Farmer and meat industry representatives in Northern Ireland have warned that a no-deal Brexit is the "absolute worst possible outcome" for Northern Ireland's £1.3 billion beef and lamb industry.
As negotiations on how the United Kingdom exits the European Union appear to be reaching a climax the Ulster Farmers' Union, the North's Livestock and Meat Commission, and Meat Exporters' Association have demanded that "every effort" is made to avoid Britain crashing out of the EU.
"A no-deal will jeopardise our ability to export. It will undermine our domestic market. It is crucial decision-makers fully understand the devastating economic and social impact it will have on Northern Ireland, " the three organisations said on Thursday.
“This is not project fear. This is project fact,” they added.
They said a no-deal would result in steep tariff and regulatory barriers leading to “disastrous consequences for our farming industry”.

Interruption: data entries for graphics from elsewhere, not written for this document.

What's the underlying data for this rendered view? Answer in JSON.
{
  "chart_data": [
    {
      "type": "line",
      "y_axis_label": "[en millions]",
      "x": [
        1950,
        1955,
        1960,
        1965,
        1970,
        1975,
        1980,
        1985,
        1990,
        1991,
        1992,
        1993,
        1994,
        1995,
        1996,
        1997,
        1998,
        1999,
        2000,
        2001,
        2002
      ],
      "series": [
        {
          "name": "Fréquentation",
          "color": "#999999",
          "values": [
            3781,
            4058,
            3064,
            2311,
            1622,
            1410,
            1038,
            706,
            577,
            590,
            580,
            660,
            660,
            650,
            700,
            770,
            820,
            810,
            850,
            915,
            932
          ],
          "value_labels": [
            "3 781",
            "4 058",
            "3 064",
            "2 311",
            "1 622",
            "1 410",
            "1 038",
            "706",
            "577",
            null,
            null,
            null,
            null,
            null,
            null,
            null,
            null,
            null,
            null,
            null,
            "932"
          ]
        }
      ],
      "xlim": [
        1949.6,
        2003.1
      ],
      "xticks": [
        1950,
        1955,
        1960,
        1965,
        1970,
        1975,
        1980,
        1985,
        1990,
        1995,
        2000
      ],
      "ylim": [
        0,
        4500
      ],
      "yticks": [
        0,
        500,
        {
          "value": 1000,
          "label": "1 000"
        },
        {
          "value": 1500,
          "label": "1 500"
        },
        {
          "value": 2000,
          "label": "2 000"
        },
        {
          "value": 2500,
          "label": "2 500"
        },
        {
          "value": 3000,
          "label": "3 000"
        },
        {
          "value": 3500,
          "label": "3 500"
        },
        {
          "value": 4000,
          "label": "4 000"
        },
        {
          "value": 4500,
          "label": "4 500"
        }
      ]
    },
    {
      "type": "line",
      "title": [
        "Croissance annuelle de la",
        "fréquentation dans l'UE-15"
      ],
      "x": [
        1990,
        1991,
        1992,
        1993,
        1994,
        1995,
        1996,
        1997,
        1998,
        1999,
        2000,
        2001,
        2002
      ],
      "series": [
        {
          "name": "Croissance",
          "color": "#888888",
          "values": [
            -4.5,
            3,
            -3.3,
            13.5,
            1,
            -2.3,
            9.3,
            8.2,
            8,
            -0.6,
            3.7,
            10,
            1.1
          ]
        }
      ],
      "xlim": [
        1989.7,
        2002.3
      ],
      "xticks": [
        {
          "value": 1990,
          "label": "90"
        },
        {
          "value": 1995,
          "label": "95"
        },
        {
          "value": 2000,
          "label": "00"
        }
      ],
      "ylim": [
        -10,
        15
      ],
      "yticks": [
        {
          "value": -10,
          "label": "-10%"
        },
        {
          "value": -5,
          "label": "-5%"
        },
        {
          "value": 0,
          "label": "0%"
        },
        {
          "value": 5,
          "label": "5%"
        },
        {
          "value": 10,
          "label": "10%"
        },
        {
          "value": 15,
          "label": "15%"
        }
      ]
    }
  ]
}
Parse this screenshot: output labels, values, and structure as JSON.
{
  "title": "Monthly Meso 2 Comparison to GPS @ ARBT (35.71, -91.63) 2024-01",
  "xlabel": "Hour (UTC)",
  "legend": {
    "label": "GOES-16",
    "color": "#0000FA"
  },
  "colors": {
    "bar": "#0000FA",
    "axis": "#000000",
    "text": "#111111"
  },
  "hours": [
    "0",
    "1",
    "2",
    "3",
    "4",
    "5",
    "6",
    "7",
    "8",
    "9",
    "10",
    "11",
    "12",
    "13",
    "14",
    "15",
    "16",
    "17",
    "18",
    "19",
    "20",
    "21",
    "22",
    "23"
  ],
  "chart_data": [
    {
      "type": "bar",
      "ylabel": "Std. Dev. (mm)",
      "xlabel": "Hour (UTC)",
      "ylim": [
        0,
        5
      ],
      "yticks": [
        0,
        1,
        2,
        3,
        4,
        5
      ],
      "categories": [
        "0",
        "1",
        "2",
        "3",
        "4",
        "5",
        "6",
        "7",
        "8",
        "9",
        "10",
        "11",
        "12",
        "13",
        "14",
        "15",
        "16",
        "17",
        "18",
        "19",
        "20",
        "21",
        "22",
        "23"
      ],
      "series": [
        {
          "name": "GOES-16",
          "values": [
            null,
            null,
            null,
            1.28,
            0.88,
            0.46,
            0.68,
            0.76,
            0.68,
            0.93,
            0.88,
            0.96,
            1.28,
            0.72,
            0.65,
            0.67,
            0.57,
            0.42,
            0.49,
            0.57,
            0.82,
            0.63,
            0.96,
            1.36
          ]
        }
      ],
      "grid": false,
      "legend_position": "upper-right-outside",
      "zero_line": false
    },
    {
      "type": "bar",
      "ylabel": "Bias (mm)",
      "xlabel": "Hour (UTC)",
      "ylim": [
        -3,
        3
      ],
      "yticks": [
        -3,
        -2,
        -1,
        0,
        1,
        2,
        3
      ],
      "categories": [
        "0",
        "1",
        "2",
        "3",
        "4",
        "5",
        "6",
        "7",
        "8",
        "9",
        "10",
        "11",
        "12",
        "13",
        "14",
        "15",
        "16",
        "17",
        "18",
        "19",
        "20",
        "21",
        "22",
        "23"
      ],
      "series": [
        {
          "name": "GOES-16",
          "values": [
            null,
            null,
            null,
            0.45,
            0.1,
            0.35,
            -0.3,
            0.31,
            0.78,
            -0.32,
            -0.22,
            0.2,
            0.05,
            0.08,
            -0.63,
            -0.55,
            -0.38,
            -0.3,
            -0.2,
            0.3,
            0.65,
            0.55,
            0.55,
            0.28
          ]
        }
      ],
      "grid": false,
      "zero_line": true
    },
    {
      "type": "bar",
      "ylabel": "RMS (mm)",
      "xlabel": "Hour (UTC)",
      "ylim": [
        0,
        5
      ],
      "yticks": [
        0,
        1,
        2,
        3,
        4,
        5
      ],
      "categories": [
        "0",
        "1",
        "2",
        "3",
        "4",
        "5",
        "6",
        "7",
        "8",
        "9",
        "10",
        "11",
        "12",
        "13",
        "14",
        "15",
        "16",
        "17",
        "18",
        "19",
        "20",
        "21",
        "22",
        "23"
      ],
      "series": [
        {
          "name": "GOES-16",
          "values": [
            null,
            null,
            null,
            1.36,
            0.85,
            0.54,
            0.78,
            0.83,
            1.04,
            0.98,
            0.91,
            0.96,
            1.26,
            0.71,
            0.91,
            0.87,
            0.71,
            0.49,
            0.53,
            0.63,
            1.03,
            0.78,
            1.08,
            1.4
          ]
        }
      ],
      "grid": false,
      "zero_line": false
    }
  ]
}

"In terms of tariffs, global competitors, such as USA and Brazil, will be able to export 230,000 tonnes of beef to the UK, tariff free. While anything above that will be subject to only half the EU's common external tariff, increasing competition locally from non-EU cheaper produce," they said.
‘Forecast is grim’
“As for lamb, despite the intention to apply maximum tariffs on lamb imports, the forecast is grim. The UK is self-sufficient for lamb and the current market is finely balanced,” they added.
"In a no-deal scenario, EU tariffs will freeze the UK out of the European market while at home, with an allocated quota of 114,000 tonnes for New Zealand lamb, the UK market will be oversupplied and farm gate prices will ultimately suffer," they said.
“All this, combined with no tariffs or checks on agricultural goods travelling from the Republic of Ireland to Northern Ireland – effectively creating a legal ‘back door’ to the UK market – and no reciprocal arrangement on offer, the facts show Northern Ireland’s beef and lamb industry is facing a crisis.”
The Ulster Farmers' Union and the two meat organisations also said they faced much more onerous health and regulatory checks than outside competitors.
They added that no-deal export regulations for live cattle and sheep will cause “irreparable damage” to marts in Northern Ireland. They explained that “livestock exports to the EU will no longer be able to transit through a market prior to export” as “regulations state animals must remain on the farm of birth or their previous holding for at least 40 days before they are eligible for export”.
The organisations added, “As parliament continues to agonisingly deliberate over the UK’s exit from the EU, [the British] government is ramping up its “no-deal” contingency preparations. Other devolved regions in the UK have allocated multimillion pound budgets to help businesses cope.
“Northern Ireland is widely recognised as the region that will suffer the most in the event of a no-deal Brexit. It is essential that government is primed to commit financial support to the beef and lamb sector to help mitigate the significant damage caused.”